Abstract 2726: Atrial Fibrillation in Two Mouse Models With Human CPVT Ryanodine Receptor Mutations
Atrial fibrillation (AF) is the most commonly occurring cardiac arrhythmia in humans. Multiple mechanisms potentially induce AF, but the role of altered atrial Ca2+ cycling in AF etiology is unclear. The cardiac ryanodine receptor (RyR2) is the major Ca2+ release channel in myocytes and controls the release of Ca2+ from the sarcoplasmic reticulum during contraction. RyR2 mutations are implicated in catecholaminergic polymorphic ventricular tachycardia (CPVT), but it is unknown whether RyR2 dysfunction is involved in AF. CPVT patients are known to exhibit atrial arrhythmias, indicating that altered RyR2 function may play a role in the development of AF. We generated two “knock-in” mouse models of human CPVT, RyR2-R2474S and RyR2-N2386I. We used an intra-esophageal burst pacing protocol to examine the inducibility of AF in these two human CPVT mouse models. Both mutant mice exhibited AF after burst pacing (R2474S, 50%, n = 10; N2386I, 50%, n = 10) in contrast to wild-type (WT) littermates (0%, n = 10, P < 0.05 vs. R2474S and N2386I). We also examined the effects of isoproterenol (ISO) on AF inducibility. ISO (0.5μg/kg) increased pacing induced AF incidence (WT, 20%; R2474S, 100%; N2386I, 80%, n = 10 for all groups, P < 0.05 for both RyR2 mutant groups vs. WT). Treatment of RyR2-R2474S mice with metoprolol (30 mg/kg/day, 2 weeks, n = 5) failed to prevent AF in CPVT mice.
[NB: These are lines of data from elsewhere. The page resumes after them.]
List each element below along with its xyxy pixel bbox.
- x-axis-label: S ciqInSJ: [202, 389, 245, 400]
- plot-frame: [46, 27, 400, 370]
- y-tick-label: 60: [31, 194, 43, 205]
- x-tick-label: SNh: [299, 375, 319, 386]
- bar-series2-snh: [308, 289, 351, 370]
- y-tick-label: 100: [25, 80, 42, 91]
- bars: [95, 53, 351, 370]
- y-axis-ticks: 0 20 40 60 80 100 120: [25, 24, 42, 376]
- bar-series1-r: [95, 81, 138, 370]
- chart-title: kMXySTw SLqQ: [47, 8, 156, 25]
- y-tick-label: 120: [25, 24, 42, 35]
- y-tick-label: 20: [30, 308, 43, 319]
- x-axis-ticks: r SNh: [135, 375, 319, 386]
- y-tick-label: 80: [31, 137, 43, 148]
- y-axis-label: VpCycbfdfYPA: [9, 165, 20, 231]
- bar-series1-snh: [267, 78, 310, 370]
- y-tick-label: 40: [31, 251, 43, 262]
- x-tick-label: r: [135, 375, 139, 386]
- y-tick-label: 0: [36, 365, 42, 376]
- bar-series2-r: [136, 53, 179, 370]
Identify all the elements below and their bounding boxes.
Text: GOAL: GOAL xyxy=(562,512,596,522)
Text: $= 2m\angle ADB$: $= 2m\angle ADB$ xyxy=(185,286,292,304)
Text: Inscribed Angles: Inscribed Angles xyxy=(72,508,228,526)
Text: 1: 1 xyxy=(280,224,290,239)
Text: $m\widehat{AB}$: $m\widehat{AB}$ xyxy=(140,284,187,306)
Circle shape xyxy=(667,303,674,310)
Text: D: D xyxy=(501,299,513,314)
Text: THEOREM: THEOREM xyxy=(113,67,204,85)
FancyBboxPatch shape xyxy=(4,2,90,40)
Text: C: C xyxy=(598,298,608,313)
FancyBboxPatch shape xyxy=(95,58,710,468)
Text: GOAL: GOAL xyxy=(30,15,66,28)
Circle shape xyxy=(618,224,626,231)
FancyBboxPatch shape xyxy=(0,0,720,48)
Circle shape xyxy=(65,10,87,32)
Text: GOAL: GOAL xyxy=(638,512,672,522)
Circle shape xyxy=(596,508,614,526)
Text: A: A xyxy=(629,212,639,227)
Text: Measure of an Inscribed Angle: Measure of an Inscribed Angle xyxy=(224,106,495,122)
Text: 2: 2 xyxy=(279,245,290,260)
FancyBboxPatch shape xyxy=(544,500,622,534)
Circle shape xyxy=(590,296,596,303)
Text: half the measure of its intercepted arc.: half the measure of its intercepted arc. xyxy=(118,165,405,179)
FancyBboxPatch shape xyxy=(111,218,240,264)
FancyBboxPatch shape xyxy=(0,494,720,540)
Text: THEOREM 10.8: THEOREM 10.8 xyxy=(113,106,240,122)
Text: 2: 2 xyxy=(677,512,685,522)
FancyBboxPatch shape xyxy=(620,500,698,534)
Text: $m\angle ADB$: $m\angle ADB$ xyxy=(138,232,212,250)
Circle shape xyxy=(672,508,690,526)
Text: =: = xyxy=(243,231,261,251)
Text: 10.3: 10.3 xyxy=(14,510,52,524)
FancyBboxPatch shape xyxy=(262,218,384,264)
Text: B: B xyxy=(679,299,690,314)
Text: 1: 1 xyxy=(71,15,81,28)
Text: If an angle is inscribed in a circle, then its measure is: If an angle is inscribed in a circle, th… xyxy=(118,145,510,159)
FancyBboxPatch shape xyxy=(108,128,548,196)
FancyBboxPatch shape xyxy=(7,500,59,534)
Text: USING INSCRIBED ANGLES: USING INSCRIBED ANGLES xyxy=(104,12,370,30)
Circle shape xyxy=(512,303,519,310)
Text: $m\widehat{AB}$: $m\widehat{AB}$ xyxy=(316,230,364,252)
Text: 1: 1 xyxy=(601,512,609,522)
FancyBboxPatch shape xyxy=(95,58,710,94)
However, S107 (150 mg/kg/day, in the drinking water, for 2 weeks), a member of a novel class of calcium release channel stabilizers or rycals (1,4-benzothiazepine derivative) that inhibits SR Ca2+ leak via RyR2 channels, reduced pacing induced AF in CPVT mice (R2474S, 0%, n = 10; N2386I, 14%, n = 7, P < 0.05 vs. vehicle treatment in R2474S) and in ISO (0.5 μg/kg) treated CPVT mice (R2474S, 20%, n = 10; N2386IS, 29%, n = 7, P < 0.05 vs. vehicle treatment in R2474S).
CONCLUSIONS: Mice with CPVT-linked RyR2 mutations exhibit pacing induced AF and inhibiting SR Ca2+ leak via mutant RyR2 with a rycal, S107, decreased burst pacing-stimulated AF in CPVT mice.